80 Hadi loyalist soldiers killed in Yemen attack

Since 2015, Yemen is witnessing a brutal international war with Hadi forces, backed by Saudi Arabia, the US, United Kingdom and France (international coalition), launching violent airstrikes and ground assaults against the Houthi forces

January 20, 2020 by Peoples Dispatch
Yemen attack
Hadi loyalist soldiers at an explosion site in Yemen.

On January 18, Saturday, more than 80 soldiers aligned with former Yemeni president Abdrabbuh Mansour Hadi were killed in a drone and missile attack on a military training camp in the country’s Marib province. According to health authorities, at least 100 were wounded in the attack on the camp, which is 170 km east of the capital, Sana. 

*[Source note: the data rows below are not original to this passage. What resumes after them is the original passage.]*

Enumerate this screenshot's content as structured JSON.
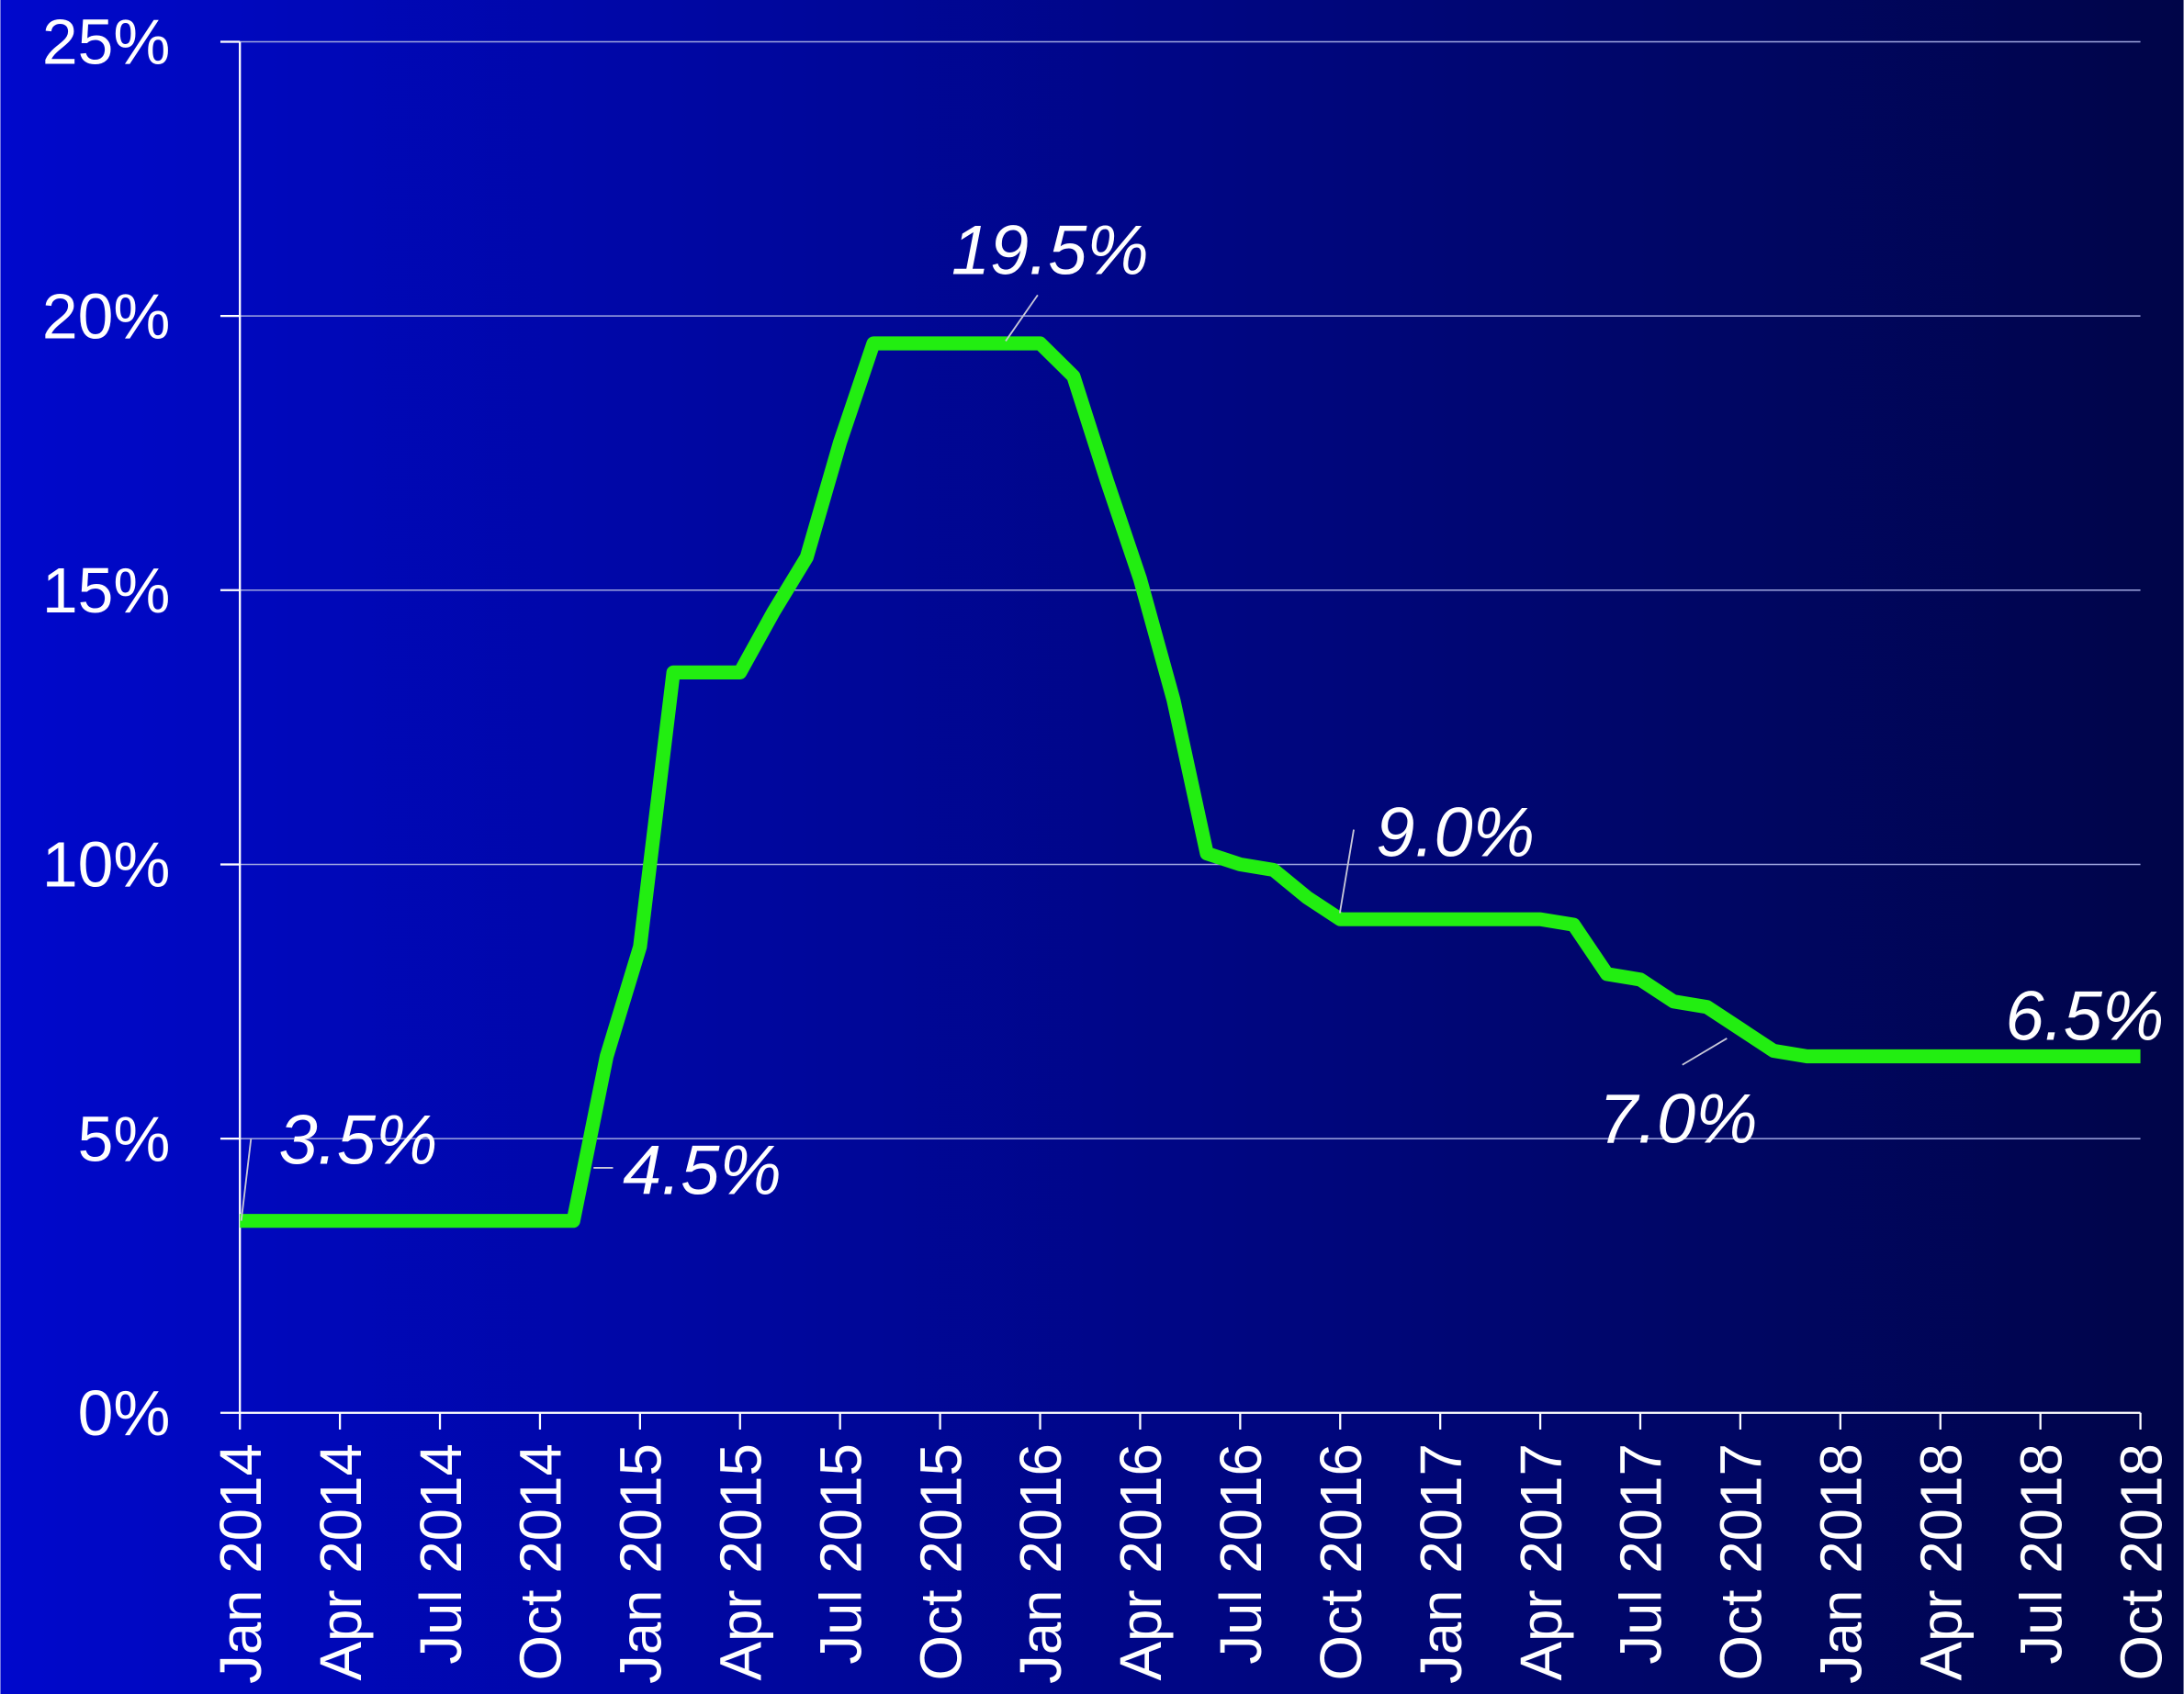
{
  "chart_data": {
    "type": "line",
    "x": [
      "2014-01",
      "2014-02",
      "2014-03",
      "2014-04",
      "2014-05",
      "2014-06",
      "2014-07",
      "2014-08",
      "2014-09",
      "2014-10",
      "2014-11",
      "2014-12",
      "2015-01",
      "2015-02",
      "2015-03",
      "2015-04",
      "2015-05",
      "2015-06",
      "2015-07",
      "2015-08",
      "2015-09",
      "2015-10",
      "2015-11",
      "2015-12",
      "2016-01",
      "2016-02",
      "2016-03",
      "2016-04",
      "2016-05",
      "2016-06",
      "2016-07",
      "2016-08",
      "2016-09",
      "2016-10",
      "2016-11",
      "2016-12",
      "2017-01",
      "2017-02",
      "2017-03",
      "2017-04",
      "2017-05",
      "2017-06",
      "2017-07",
      "2017-08",
      "2017-09",
      "2017-10",
      "2017-11",
      "2017-12",
      "2018-01",
      "2018-02",
      "2018-03",
      "2018-04",
      "2018-05",
      "2018-06",
      "2018-07",
      "2018-08",
      "2018-09",
      "2018-10"
    ],
    "series": [
      {
        "color": "#22ee11",
        "values": [
          3.5,
          3.5,
          3.5,
          3.5,
          3.5,
          3.5,
          3.5,
          3.5,
          3.5,
          3.5,
          3.5,
          6.5,
          8.5,
          13.5,
          13.5,
          13.5,
          14.6,
          15.6,
          17.7,
          19.5,
          19.5,
          19.5,
          19.5,
          19.5,
          19.5,
          18.9,
          17,
          15.2,
          13,
          10.2,
          10,
          9.9,
          9.4,
          9,
          9,
          9,
          9,
          9,
          9,
          9,
          8.9,
          8,
          7.9,
          7.5,
          7.4,
          7,
          6.6,
          6.5,
          6.5,
          6.5,
          6.5,
          6.5,
          6.5,
          6.5,
          6.5,
          6.5,
          6.5,
          6.5
        ]
      }
    ],
    "xlim": [
      "2014-01",
      "2018-10"
    ],
    "xticks": [
      {
        "value": "2014-01",
        "label": "Jan 2014"
      },
      {
        "value": "2014-04",
        "label": "Apr 2014"
      },
      {
        "value": "2014-07",
        "label": "Jul 2014"
      },
      {
        "value": "2014-10",
        "label": "Oct 2014"
      },
      {
        "value": "2015-01",
        "label": "Jan 2015"
      },
      {
        "value": "2015-04",
        "label": "Apr 2015"
      },
      {
        "value": "2015-07",
        "label": "Jul 2015"
      },
      {
        "value": "2015-10",
        "label": "Oct 2015"
      },
      {
        "value": "2016-01",
        "label": "Jan 2016"
      },
      {
        "value": "2016-04",
        "label": "Apr 2016"
      },
      {
        "value": "2016-07",
        "label": "Jul 2016"
      },
      {
        "value": "2016-10",
        "label": "Oct 2016"
      },
      {
        "value": "2017-01",
        "label": "Jan 2017"
      },
      {
        "value": "2017-04",
        "label": "Apr 2017"
      },
      {
        "value": "2017-07",
        "label": "Jul 2017"
      },
      {
        "value": "2017-10",
        "label": "Oct 2017"
      },
      {
        "value": "2018-01",
        "label": "Jan 2018"
      },
      {
        "value": "2018-04",
        "label": "Apr 2018"
      },
      {
        "value": "2018-07",
        "label": "Jul 2018"
      },
      {
        "value": "2018-10",
        "label": "Oct 2018"
      }
    ],
    "ylim": [
      0,
      25
    ],
    "yticks": [
      {
        "value": 0,
        "label": "0%"
      },
      {
        "value": 5,
        "label": "5%"
      },
      {
        "value": 10,
        "label": "10%"
      },
      {
        "value": 15,
        "label": "15%"
      },
      {
        "value": 20,
        "label": "20%"
      },
      {
        "value": 25,
        "label": "25%"
      }
    ],
    "grid": true,
    "annotations": [
      "3.5%",
      "4.5%",
      "19.5%",
      "9.0%",
      "7.0%",
      "6.5%"
    ]
  }
}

In a statement, Hadi blamed the the Ansar Allah (also known as Houthi) forces for carrying out the bombing as revenge against the killing of Iranian Quds Force General Qasem Soleimani in Iraq by the United States (US). The Houthis did not immediately claim responsibility for Saturday’s attack.

The attack on the military training camp followed various ground level assaults by Hadi forces on Houthi targets east of Sana.

Hadi was overthrown in 2015, when Houthi forces seized a large part of the country, including the capital Sanaa. He was forced into exile in Saudi Arabia. Houthis claim that Hadi was overthrown because of his corrupt regime. Since 2015, Yemen is witnessing a brutal international war with Hadi forces, backed by the international coalition of Saudi Arabia, the US, the United Kingdom and France, launching violent airstrikes and ground assaults against the Houthis.

The international coalition has been accused of war crimes in Yemen. The relentless airstrikes by them, targeting civilian infrastructure like hospitals, water-sanitation plants and residential area, has led to a grave humanitarian crisis in the country. According to reports, the airstrikes and bombings by the coalition have killed more than 8,000 civilians in Yemen since 2015, with millions on the verge of starvation and disease, leading the UN to call it greatest humanitarian crisis of the century. 

Last year, in December, Saudi Arabia was accused of carrying out a deadly cross-border artillery attack on the al-Raqw market in Saada province, killing 17 civilians.